Humbert, M., Morán, M., de la Cruz-Ojeda, P., Muntané, J., Wiedmer, T., Apostolova, N., McKenna, S. L., Velasco, G., Balduini, W., Eckhart, L., Janji, B., Sampaio-Marques, B., Ludovico, P., Žerovnik, E., Langer, R., Perren, A., Engedal, N., & Tschan, M. P. (2020). Assessing Autophagy in Archived Tissue or How to Capture Autophagic Flux from a Tissue Snapshot. Biology, 9(3), 59. https://doi.org/10.3390/biology9030059

 

Author Response

Response for the Reviewer 2

All corrections were made. The abstract of the paper was modified and rewritten. The Introduction part of the paper was rewritten. The aim of the paper was corrected.

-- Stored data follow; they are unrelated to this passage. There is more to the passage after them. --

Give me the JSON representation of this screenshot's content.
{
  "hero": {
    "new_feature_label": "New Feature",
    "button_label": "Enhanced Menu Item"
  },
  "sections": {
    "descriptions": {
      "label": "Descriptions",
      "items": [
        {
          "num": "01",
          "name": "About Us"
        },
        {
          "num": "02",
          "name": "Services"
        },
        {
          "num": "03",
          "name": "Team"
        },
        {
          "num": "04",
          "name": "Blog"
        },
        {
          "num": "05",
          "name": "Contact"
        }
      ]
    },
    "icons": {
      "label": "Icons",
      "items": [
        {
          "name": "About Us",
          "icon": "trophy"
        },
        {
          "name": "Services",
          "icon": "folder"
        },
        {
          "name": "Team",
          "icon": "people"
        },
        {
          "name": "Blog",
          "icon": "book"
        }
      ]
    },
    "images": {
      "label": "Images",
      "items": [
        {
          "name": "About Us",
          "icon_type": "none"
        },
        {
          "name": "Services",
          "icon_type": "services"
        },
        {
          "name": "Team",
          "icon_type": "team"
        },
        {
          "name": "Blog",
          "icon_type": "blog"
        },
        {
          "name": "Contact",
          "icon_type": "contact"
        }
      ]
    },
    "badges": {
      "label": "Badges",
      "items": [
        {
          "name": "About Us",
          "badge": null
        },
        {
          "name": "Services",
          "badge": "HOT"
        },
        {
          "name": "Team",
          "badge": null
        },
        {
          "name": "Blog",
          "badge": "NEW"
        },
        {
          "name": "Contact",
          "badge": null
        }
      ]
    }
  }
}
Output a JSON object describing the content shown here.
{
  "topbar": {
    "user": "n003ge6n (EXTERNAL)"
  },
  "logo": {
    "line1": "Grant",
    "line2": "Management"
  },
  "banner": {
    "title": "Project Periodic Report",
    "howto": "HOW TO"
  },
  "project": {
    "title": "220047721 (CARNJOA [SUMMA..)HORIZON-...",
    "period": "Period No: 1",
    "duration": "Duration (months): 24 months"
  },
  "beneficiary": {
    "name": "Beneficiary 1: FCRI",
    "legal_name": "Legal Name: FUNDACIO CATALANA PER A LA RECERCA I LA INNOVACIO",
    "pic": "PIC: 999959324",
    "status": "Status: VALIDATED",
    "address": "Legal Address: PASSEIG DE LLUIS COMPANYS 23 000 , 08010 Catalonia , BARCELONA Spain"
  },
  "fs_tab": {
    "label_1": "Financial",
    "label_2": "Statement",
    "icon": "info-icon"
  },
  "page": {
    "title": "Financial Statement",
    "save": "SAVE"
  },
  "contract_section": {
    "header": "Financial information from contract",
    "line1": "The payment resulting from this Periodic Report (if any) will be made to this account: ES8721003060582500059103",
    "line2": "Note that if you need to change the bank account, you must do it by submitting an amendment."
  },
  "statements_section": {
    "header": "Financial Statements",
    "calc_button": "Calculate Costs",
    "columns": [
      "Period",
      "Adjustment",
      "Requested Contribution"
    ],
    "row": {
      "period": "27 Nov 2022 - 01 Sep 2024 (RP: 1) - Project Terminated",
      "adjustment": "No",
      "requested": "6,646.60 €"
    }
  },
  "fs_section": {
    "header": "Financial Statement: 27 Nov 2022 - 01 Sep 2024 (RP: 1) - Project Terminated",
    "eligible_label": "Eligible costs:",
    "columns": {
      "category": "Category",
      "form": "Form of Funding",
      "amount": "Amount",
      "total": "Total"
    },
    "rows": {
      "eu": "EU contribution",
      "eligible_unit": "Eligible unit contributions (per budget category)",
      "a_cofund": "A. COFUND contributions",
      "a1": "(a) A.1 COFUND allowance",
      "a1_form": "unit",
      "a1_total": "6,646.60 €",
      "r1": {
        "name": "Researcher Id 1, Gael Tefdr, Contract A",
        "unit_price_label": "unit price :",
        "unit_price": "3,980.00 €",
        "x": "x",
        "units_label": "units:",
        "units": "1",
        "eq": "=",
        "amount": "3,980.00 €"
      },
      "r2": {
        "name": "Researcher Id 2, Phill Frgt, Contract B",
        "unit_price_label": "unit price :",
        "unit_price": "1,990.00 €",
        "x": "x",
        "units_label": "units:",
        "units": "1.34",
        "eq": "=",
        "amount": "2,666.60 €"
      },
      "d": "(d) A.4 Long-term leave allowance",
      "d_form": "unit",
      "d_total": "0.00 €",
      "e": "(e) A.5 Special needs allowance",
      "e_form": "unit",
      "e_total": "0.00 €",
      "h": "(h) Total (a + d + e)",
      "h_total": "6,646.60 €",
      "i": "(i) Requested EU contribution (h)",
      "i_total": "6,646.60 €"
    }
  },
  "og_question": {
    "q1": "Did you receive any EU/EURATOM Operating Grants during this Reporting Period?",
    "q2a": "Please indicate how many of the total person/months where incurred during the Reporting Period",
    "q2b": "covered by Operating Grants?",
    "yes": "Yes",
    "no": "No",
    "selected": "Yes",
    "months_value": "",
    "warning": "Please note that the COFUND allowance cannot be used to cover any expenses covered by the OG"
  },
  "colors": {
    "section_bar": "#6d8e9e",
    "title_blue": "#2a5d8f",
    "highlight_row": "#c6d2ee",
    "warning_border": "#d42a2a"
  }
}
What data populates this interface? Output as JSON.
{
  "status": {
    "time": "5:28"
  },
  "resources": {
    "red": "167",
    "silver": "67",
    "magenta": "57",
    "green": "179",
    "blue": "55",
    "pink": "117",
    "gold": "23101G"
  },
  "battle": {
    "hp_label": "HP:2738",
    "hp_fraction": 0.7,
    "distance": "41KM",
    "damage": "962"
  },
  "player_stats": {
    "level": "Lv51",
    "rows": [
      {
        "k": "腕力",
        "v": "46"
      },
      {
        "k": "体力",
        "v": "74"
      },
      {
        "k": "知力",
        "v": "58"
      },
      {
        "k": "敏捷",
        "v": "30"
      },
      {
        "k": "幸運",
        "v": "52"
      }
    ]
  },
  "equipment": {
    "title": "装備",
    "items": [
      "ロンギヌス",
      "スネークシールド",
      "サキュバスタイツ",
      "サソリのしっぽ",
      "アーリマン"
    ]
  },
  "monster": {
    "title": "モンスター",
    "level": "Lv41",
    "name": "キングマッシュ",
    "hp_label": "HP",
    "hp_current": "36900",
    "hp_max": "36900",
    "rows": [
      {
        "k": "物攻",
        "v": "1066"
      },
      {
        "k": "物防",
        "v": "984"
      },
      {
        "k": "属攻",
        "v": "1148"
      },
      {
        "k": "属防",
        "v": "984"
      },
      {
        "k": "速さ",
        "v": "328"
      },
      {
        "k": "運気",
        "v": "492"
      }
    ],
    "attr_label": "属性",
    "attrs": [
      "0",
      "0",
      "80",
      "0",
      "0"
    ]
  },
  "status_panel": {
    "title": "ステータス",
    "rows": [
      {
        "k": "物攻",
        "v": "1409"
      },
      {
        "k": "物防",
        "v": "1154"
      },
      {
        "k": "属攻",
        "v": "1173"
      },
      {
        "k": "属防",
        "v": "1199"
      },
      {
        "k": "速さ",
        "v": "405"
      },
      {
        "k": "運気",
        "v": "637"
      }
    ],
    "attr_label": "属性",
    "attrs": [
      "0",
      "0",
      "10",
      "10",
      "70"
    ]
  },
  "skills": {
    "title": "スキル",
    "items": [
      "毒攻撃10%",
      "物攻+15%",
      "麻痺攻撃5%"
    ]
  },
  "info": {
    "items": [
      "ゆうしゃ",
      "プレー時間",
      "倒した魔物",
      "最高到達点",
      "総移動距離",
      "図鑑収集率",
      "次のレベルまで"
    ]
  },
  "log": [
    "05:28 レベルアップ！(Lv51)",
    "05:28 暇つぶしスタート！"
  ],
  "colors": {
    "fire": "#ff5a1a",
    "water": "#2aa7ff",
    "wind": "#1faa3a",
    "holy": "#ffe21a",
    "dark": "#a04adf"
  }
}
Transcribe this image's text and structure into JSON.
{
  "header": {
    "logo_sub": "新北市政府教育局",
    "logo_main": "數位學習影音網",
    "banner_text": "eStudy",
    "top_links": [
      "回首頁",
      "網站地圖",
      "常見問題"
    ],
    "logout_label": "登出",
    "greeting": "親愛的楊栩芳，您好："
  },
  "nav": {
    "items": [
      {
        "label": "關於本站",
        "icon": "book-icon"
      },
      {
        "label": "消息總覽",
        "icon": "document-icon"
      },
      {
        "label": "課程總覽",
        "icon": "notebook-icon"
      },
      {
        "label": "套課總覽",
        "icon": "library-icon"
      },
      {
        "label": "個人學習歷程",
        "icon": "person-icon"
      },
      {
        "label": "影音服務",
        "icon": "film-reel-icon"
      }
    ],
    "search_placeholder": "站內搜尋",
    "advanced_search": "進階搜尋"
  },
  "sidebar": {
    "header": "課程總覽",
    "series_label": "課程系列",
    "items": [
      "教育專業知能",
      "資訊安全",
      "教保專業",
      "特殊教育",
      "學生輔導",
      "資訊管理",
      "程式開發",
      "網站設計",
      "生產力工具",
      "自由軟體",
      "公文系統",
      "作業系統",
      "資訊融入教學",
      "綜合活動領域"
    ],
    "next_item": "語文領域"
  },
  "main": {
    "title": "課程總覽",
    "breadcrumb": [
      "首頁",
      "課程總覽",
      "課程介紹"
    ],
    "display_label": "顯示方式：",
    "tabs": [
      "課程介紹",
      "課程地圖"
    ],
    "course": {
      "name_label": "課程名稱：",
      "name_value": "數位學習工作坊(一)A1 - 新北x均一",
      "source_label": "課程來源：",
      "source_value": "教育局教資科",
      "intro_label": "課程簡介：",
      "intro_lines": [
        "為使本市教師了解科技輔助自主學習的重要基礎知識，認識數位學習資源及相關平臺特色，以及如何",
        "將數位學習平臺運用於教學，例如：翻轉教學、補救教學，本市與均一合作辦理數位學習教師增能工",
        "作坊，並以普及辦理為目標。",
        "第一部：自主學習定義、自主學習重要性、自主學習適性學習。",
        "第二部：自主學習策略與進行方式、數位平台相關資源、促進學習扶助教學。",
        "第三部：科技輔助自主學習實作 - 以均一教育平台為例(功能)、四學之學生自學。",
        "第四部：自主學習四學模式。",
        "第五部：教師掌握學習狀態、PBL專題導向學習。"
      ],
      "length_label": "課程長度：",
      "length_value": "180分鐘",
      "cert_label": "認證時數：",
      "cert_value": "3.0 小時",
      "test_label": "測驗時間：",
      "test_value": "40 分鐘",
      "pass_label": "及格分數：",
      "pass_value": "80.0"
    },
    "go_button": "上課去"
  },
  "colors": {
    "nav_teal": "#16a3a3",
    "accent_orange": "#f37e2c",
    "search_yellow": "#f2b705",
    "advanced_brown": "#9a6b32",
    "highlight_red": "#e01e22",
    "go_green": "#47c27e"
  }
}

The list of the references was modified. The methods applied in the paper were corrected according to the international recommendations.

The Discussion part of the paper was clarified to make logical explanations for the found facts. In the conclusion, it indicated the significance of  the revealed theoretical and experimental data.

Round 2

Reviewer 1 Report

Excellent work

All issues resolved, but the English language, which requires some changes still.